A desert bee thermoregulates with an abdominal convector during flight

  • Meredith Johnson (Contributor)
  • J. R. Glass (Contributor)
  • Jon Harrison (Contributor)

Dataset

Description

Flying endothermic insects thermoregulate, likely to improve flight performance. Males of the Sonoran Desert bee, Centris caesalpiniae Cockerell, seek females at aggregations beginning at sunrise and cease flight near midday when air temperature peaks. To identify the thermoregulatory mechanisms for C. caesalpiniae males, we measured tagma temperatures, wingbeat frequency, water loss rates, metabolic rates, and tagma masses of flying bees across shaded air temperatures of 19 to 38°C. Surface area, wet mass, and dry mass declined with air temperature, suggesting that individual bees do not persist for the entire morning. The largest bees may be associated with cool, early mornings because they are best able to warm themselves and/or because they run the risk of overheating in the hot afternoons. Thorax temperatures were high (38 to 45°C) and were moderately well-regulated, while head and abdomen temperatures were cooler and less controlled. Abdomen temperatures converged on thorax temperatures as air temperature rose, indicating active heat transfer from the pubescent thorax to the relatively bare abdomen with warming.
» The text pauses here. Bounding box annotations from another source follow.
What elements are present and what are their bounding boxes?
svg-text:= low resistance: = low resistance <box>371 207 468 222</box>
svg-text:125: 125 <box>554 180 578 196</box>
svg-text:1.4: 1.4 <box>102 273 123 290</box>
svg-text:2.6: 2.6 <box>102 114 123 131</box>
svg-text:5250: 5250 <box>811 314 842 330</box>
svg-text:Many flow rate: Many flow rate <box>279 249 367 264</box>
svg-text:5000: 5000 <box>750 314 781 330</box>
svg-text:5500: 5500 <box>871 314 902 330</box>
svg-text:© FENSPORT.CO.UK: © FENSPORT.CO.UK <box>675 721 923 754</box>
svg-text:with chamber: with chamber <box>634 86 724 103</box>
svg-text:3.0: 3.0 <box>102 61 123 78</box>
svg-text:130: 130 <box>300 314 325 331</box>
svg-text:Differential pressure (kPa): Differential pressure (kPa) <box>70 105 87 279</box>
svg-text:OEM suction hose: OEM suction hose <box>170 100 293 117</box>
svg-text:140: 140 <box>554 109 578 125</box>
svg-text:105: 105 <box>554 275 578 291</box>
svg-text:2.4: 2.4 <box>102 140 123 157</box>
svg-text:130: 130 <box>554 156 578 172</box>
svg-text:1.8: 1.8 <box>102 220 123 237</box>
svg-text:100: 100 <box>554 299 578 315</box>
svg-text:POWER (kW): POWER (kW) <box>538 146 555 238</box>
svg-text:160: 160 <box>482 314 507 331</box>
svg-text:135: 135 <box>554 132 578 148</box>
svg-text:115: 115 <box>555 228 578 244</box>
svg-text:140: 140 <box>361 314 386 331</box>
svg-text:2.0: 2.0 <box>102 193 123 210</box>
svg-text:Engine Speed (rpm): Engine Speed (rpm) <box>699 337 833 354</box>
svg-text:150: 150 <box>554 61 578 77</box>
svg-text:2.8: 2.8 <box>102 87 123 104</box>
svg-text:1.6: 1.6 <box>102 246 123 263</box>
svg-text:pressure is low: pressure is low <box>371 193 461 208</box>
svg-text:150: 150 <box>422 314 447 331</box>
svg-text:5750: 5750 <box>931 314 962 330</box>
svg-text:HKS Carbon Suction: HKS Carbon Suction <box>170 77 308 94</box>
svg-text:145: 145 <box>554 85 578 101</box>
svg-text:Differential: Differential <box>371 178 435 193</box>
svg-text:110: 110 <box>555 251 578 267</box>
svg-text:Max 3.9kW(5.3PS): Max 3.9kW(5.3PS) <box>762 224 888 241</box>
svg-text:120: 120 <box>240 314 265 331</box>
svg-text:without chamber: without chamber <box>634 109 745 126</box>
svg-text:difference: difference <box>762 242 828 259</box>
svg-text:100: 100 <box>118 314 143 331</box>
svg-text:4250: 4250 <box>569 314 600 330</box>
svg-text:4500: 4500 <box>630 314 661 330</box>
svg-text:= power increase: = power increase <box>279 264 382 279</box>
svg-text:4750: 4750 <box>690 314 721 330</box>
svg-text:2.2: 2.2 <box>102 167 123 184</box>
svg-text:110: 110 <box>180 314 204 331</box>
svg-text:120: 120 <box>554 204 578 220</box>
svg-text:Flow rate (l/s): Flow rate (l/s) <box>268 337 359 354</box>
The mass-specific metabolic rate increased with time, air, and thorax temperatures, but wingbeat frequency did not vary. Mass-specific water loss rate increased with air temperature. Using a heat budget model, we showed that whole-body convective conductance increased through the morning, and that the primary mechanism of regulating thorax temperature during flight for these bees is increased use of the abdomen as a convector at higher air temperatures.